Después el soldado se incorporó y comenzó a caminar por toda la trinchera. Iba y volvía cada vez más rápido, perdiendo el control de los nervios, iniciando un carraspeo que se convirtió en sollozos apagados, suspensivos, cuando se lo llevaban a la fuerza, como a un animal recién capturado. El barman acababa de llegar a Angola y ya empezaba a elucidar la jerarquía sutil que resultaba el tiempo de servicio. No era lo mismo un soldado a punto del regreso, que el que solo llevaba allí unos días. Después comprendió que, para todos, viejos y nuevos, el servicio militar era en algo como la cárcel: nada más se deseaba cumplir, sacar de allí los huesos, alejarse de la prohibición y el peligro, a pesar de que la vida en el ejército condescendía al alivio del alcohol y las mujeres esporádicas.

©Mr. Hyde

El barman necesita ver de nuevo a la portuguesa, hablar con ella si fuera posible, se dice mientras va a la carpeta a investigar con mucha discreción en qué cuarto estará con el hombre calvo y extemporáneo. Pero no puede averiguar nada y se marcha por su cuenta hacia las habitaciones, a lo largo de un pasillo lustroso, donde se capta el débil fulgor del mar de invierno, y al llegar frente a una puerta, se detiene indeciso, porque únicamente dispone de conjeturas. Adentro, sube y baja el relieve de una risa femenina, mientras la voz de un hombre la cubre con palabras de encelarse.

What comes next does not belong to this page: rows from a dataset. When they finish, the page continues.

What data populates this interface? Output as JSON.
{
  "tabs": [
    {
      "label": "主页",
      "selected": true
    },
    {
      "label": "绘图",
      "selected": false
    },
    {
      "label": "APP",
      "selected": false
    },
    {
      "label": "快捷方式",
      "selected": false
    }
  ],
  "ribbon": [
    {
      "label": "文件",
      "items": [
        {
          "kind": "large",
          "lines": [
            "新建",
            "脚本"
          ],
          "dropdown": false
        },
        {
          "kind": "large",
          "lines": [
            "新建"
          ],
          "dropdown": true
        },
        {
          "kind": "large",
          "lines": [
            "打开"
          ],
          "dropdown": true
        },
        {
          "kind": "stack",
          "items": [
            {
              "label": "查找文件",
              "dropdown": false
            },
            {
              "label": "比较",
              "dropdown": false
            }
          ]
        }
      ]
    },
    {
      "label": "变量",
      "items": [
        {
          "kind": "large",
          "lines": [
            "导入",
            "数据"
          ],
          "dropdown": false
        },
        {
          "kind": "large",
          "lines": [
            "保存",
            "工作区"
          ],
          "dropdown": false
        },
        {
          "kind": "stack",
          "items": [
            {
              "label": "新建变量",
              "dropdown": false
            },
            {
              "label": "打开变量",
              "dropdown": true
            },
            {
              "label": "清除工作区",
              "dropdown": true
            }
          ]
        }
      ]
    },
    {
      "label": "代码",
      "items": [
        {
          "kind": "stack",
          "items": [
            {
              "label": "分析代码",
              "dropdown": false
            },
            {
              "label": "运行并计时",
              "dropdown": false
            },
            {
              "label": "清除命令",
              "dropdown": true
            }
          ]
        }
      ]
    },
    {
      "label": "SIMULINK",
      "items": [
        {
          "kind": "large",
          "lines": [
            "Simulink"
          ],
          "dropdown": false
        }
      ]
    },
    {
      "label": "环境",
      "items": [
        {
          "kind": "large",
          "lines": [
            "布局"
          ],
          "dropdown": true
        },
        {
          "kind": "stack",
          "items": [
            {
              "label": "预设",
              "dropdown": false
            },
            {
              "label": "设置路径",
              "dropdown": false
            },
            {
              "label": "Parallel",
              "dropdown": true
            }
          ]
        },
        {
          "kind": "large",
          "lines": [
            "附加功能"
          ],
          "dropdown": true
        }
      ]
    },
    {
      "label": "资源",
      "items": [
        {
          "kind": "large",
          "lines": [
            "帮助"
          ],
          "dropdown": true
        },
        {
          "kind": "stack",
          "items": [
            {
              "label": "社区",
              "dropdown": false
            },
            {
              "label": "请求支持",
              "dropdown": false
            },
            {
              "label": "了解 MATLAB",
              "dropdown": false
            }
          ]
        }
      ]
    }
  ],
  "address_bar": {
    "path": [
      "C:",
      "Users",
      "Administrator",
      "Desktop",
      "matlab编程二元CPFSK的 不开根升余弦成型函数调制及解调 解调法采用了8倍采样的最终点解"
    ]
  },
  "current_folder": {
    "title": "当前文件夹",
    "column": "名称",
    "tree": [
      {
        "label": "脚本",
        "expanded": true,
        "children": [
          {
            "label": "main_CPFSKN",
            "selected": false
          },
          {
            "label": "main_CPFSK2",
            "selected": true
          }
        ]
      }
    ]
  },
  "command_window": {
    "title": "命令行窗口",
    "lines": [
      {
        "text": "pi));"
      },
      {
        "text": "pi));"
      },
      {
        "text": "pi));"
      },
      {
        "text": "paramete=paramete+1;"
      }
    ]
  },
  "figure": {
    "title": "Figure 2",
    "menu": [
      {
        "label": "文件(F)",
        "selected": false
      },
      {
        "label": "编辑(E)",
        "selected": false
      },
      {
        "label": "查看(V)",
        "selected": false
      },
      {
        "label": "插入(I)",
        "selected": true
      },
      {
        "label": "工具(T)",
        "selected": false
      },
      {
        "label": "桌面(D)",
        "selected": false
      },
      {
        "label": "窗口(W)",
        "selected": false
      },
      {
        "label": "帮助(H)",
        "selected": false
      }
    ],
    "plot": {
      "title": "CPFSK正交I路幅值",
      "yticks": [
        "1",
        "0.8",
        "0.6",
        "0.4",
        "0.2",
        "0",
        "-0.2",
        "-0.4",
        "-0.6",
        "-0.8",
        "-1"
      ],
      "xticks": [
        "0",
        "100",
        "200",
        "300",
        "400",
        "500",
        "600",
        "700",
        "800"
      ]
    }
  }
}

Tocado por los ecos de lo que es sin dudas el preludio del sexo de los portugueses, el barman vuelve a evocar la guerra, el árido demorarse del tiempo allá en los campamentos de África, a donde lo trasladó lo que entendía por deber y el temor a la deshonra.

Un atardecer, vieron que era oportuno salir y se escurrieron de los superiores por entre casuchas de juncos. Necesitaban trascender el doble peligro que era dejar de noche el campamento, pues podían ser descubiertos y sometidos a castigos, o bien verse emboscados por incógnitos nativos que cantaban bajito su resquemor cuando los veían pasar asegurándose de que el cuchillo de asalto iba con ellos, protegiéndolos. El barman, que aún no era barman, sino un soldado de botas sucias, lampiño, se marchó con los amigos a un harén que se encarroñaba en una esquina del pueblo.

©Mr. Hyde

Al ingresar a su ámbito de trueque y suciedad, lo sorprendió la presencia de varias mujeres blancas que se aproximaban con cierta familiaridad a los soldados, y sin una transición perceptible se vio al lado de una ya madura, pero llamativa aún, a quien acompañó atravesando una habitación umbrosa.